Во всей ситуации присутствовал пикантный момент: Нина была из жёлтых. Увлекаться ею мальчикам из правильных зелёных семей было не то, чтобы преступно или скандально, но всё же предосудительно. Разумеется, ни о какой притягательности запретного плода здесь речи не шло. Помню, наоборот, поначалу я осуждал себя за эту жёлтую симпатию и даже предпринимал попытки её в себе подавить. Тут сильно сказывалось воспитание.
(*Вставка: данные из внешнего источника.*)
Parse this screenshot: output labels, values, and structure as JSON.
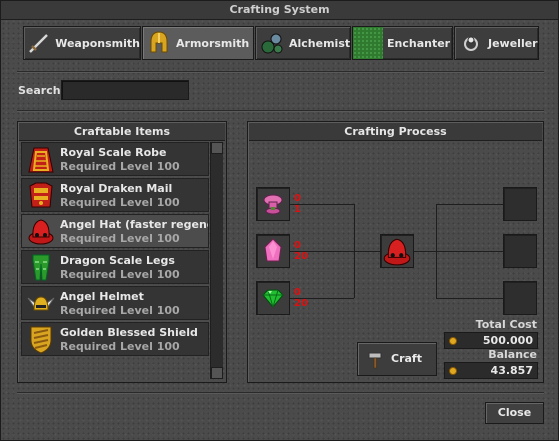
{
  "window": {
    "title": "Crafting System"
  },
  "tabs": [
    {
      "label": "Weaponsmith",
      "icon": "sword-icon"
    },
    {
      "label": "Armorsmith",
      "icon": "golden-helmet-icon",
      "active": true
    },
    {
      "label": "Alchemist",
      "icon": "potion-icon"
    },
    {
      "label": "Enchanter",
      "icon": "grass-icon"
    },
    {
      "label": "Jeweller",
      "icon": "gem-ring-icon"
    }
  ],
  "search": {
    "label": "Search",
    "value": ""
  },
  "craftable": {
    "title": "Craftable Items",
    "items": [
      {
        "name": "Royal Scale Robe",
        "level": "Required Level 100",
        "icon": "royal-robe-icon"
      },
      {
        "name": "Royal Draken Mail",
        "level": "Required Level 100",
        "icon": "draken-mail-icon"
      },
      {
        "name": "Angel Hat (faster regeneration)",
        "level": "Required Level 100",
        "icon": "red-hat-icon"
      },
      {
        "name": "Dragon Scale Legs",
        "level": "Required Level 100",
        "icon": "green-legs-icon"
      },
      {
        "name": "Angel Helmet",
        "level": "Required Level 100",
        "icon": "winged-helmet-icon"
      },
      {
        "name": "Golden Blessed Shield",
        "level": "Required Level 100",
        "icon": "golden-shield-icon"
      }
    ]
  },
  "process": {
    "title": "Crafting Process",
    "ingredients": [
      {
        "icon": "pink-mushroom-icon",
        "have": "0",
        "need": "1"
      },
      {
        "icon": "pink-crystal-icon",
        "have": "0",
        "need": "20"
      },
      {
        "icon": "green-gem-icon",
        "have": "0",
        "need": "20"
      }
    ],
    "result_icon": "red-hat-icon",
    "total_cost_label": "Total Cost",
    "total_cost": "500.000",
    "balance_label": "Balance",
    "balance": "43.857",
    "craft_label": "Craft"
  },
  "footer": {
    "close_label": "Close"
  },
  "colors": {
    "requirement_red": "#e01010",
    "coin_gold": "#e0a820"
  }
}
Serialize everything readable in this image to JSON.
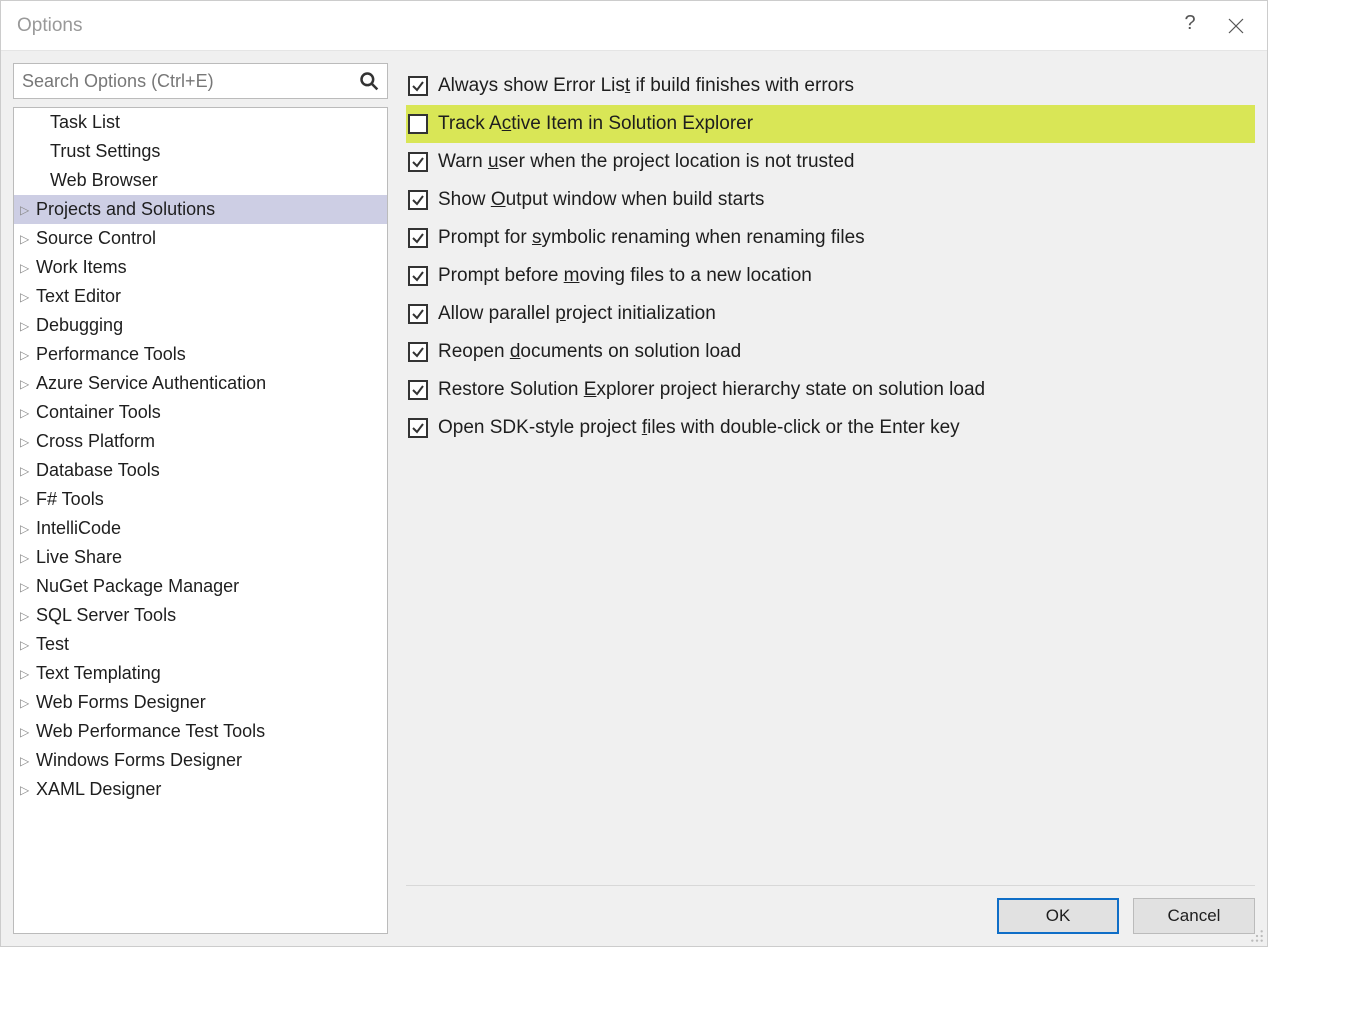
{
  "title": "Options",
  "search": {
    "placeholder": "Search Options (Ctrl+E)"
  },
  "tree": {
    "items": [
      {
        "label": "Task List",
        "child": true,
        "selected": false
      },
      {
        "label": "Trust Settings",
        "child": true,
        "selected": false
      },
      {
        "label": "Web Browser",
        "child": true,
        "selected": false
      },
      {
        "label": "Projects and Solutions",
        "child": false,
        "selected": true
      },
      {
        "label": "Source Control",
        "child": false,
        "selected": false
      },
      {
        "label": "Work Items",
        "child": false,
        "selected": false
      },
      {
        "label": "Text Editor",
        "child": false,
        "selected": false
      },
      {
        "label": "Debugging",
        "child": false,
        "selected": false
      },
      {
        "label": "Performance Tools",
        "child": false,
        "selected": false
      },
      {
        "label": "Azure Service Authentication",
        "child": false,
        "selected": false
      },
      {
        "label": "Container Tools",
        "child": false,
        "selected": false
      },
      {
        "label": "Cross Platform",
        "child": false,
        "selected": false
      },
      {
        "label": "Database Tools",
        "child": false,
        "selected": false
      },
      {
        "label": "F# Tools",
        "child": false,
        "selected": false
      },
      {
        "label": "IntelliCode",
        "child": false,
        "selected": false
      },
      {
        "label": "Live Share",
        "child": false,
        "selected": false
      },
      {
        "label": "NuGet Package Manager",
        "child": false,
        "selected": false
      },
      {
        "label": "SQL Server Tools",
        "child": false,
        "selected": false
      },
      {
        "label": "Test",
        "child": false,
        "selected": false
      },
      {
        "label": "Text Templating",
        "child": false,
        "selected": false
      },
      {
        "label": "Web Forms Designer",
        "child": false,
        "selected": false
      },
      {
        "label": "Web Performance Test Tools",
        "child": false,
        "selected": false
      },
      {
        "label": "Windows Forms Designer",
        "child": false,
        "selected": false
      },
      {
        "label": "XAML Designer",
        "child": false,
        "selected": false
      }
    ]
  },
  "checks": [
    {
      "pre": "Always show Error Lis",
      "key": "t",
      "post": " if build finishes with errors",
      "checked": true,
      "highlight": false
    },
    {
      "pre": "Track A",
      "key": "c",
      "post": "tive Item in Solution Explorer",
      "checked": false,
      "highlight": true
    },
    {
      "pre": "Warn ",
      "key": "u",
      "post": "ser when the project location is not trusted",
      "checked": true,
      "highlight": false
    },
    {
      "pre": "Show ",
      "key": "O",
      "post": "utput window when build starts",
      "checked": true,
      "highlight": false
    },
    {
      "pre": "Prompt for ",
      "key": "s",
      "post": "ymbolic renaming when renaming files",
      "checked": true,
      "highlight": false
    },
    {
      "pre": "Prompt before ",
      "key": "m",
      "post": "oving files to a new location",
      "checked": true,
      "highlight": false
    },
    {
      "pre": "Allow parallel ",
      "key": "p",
      "post": "roject initialization",
      "checked": true,
      "highlight": false
    },
    {
      "pre": "Reopen ",
      "key": "d",
      "post": "ocuments on solution load",
      "checked": true,
      "highlight": false
    },
    {
      "pre": "Restore Solution ",
      "key": "E",
      "post": "xplorer project hierarchy state on solution load",
      "checked": true,
      "highlight": false
    },
    {
      "pre": "Open SDK-style project ",
      "key": "f",
      "post": "iles with double-click or the Enter key",
      "checked": true,
      "highlight": false
    }
  ],
  "buttons": {
    "ok": "OK",
    "cancel": "Cancel"
  }
}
С детства мне было привито чувство гордости за принадлежность к зелёному статусу. «На нас держится весь мир, – неоднократно повторял мне отец. – Мы там, где без человека не обойтись. Зелёные – золотая середина между тёплыми и холодными». И хотя по мере взросления нетрудно было догадаться, что голубые (генераторы идей и владельцы средств производства), синие (операторы Системы, контролёры медицины долголетия и особо крупные собственники) и фиолетовые (контролёры Системы и медицины бессмертных) о себе такого же мнения, по сути, отец был прав. Мы – рабочие лошадки жизнеобеспечения человечества. Мы воплощаем идеи в материальные и ментальные продукты и услуги, которыми пользуется все – от оранжевых до фиолетовых (опять же за исключением красных, вынужденных, подобно животным, заниматься самообеспечением самым примитивным образом).

Однако лояльность зелёному статусу отступала перед размышлениями, которые в ту пору казались мне философскими. «Что поделать, – думал я, стараясь примирить себя с уже разгоревшимся чувством, – если мы живём в жёлто-оранжевом мире эмоций, где зелёным отведена роль небольших островков, а голубые, синие и фиолетовые (люди холодного рассудка) на карте человечества и вовсе составляют почти невидимые точки? Разве можно оставаться в нём бесстрастным и влюбляться только в представительниц своего статуса? В конце концов, если бы между статусами не было живого взаимопроникновения, они бы закуклились и выродились, а мир лишился бы справедливости…»

Социальные преграды, таким образом, виделись преодолимыми, и перед сном я, с придирчивостью потенциального приобретателя, исследовал те недалёкие времена, когда, благодаря моей помощи, любимая тоже станет зелёной, и тогда мы с ней сможем создать единое ментальное пространство и не только его. Мы отправимся, предположим, в южную Италию, куда-нибудь в Чинкве-Терре, я заботливо положу в чемодан самый сильный крем от загара, чтобы слишком яркое солнце не обожгло нежнейшую кожу подруги, мы будем ужинать на террасе с видом на море и закат неописуемой красоты – есть омаров, пить лёгкое белое вино, а потом…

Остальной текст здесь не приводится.